Apple Considering An iTunes App for Android Users.
According to various unnamed sources, Apple is allegedly think about launching its own music subscription services, similar to that of spotify, Rdio, Beats competitor that would in theory, allow user to pull up any music that hosted on the iTunes Store for an aggressive, monthly rate.
This is somewhat quite difference then Apples current iTunes Radio, which is an ad-supported streaming service that gives it users barely any control over the songs they have interest in listening too. Its currently unclear if the music service will continue to exist as a standalone application or will in integrated into Apples Music app itself. The alleged music application is currently in its early stages.
Lack of Digital Sales
Digital albums have been lacking sales in the U.S and are reported down by 13 percent currently, says a report from Neilsen SoundScan.

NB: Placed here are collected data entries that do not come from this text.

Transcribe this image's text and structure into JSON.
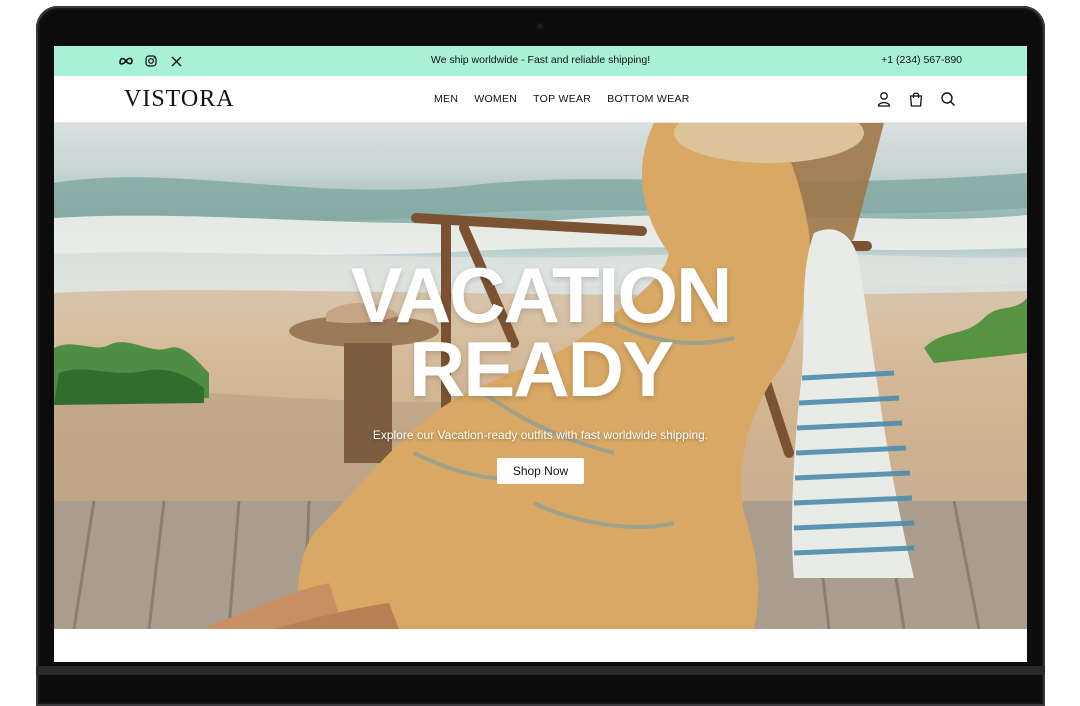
{
  "announcement_bar": {
    "message": "We ship worldwide - Fast and reliable shipping!",
    "phone": "+1 (234) 567-890",
    "background_color": "#a9f1d6",
    "social_icons": [
      "meta-icon",
      "instagram-icon",
      "x-icon"
    ]
  },
  "navbar": {
    "logo": "VISTORA",
    "menu_items": [
      "MEN",
      "WOMEN",
      "TOP WEAR",
      "BOTTOM WEAR"
    ],
    "icons": [
      "user-icon",
      "shopping-bag-icon",
      "search-icon"
    ]
  },
  "hero": {
    "headline_line1": "VACATION",
    "headline_line2": "READY",
    "subtext": "Explore our Vacation-ready outfits with fast worldwide shipping.",
    "cta_label": "Shop Now"
  }
}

To compare, streaming service like Pandora, Sportify, and other similar to it have managed to make over $1.4 billion in revenues last year, which is a huge increase from its 39 percent 2012’s figure.
“Even accounting for the difficult situation in Japan, the global recording industry is in a positive phase of its development,” said IFPI CEO Frances Moore in a statement. “Revenues in most major markets have returned to growth. Streaming and subscription services are thriving. Consumers have a wider choice than ever before between different models and services. And digital music is moving into a clearly identifiable new phase as record companies, having licensed services across the world, now start to tap the enormous potential of emerging markets.”
Moving into the music streaming biz isn’t the only possible music trend change that going on at Apple, however. The company has also reportedly been considering moving iTunes Radio into its own standalone application, and something quite surprising, a possible creation of iTunes app for Android device. Steve Jobs was notorious for being against wanting to to make Android users happy, by setting up iTunes on that platform, luckily, CEO Tim Cooks appears much more open to the idea.
“We have no religious issue with doing that. If we thought it made sense for us to do that, we would do that,” Cook said last year, responding to a question about whether Apple would consider making apps for Android.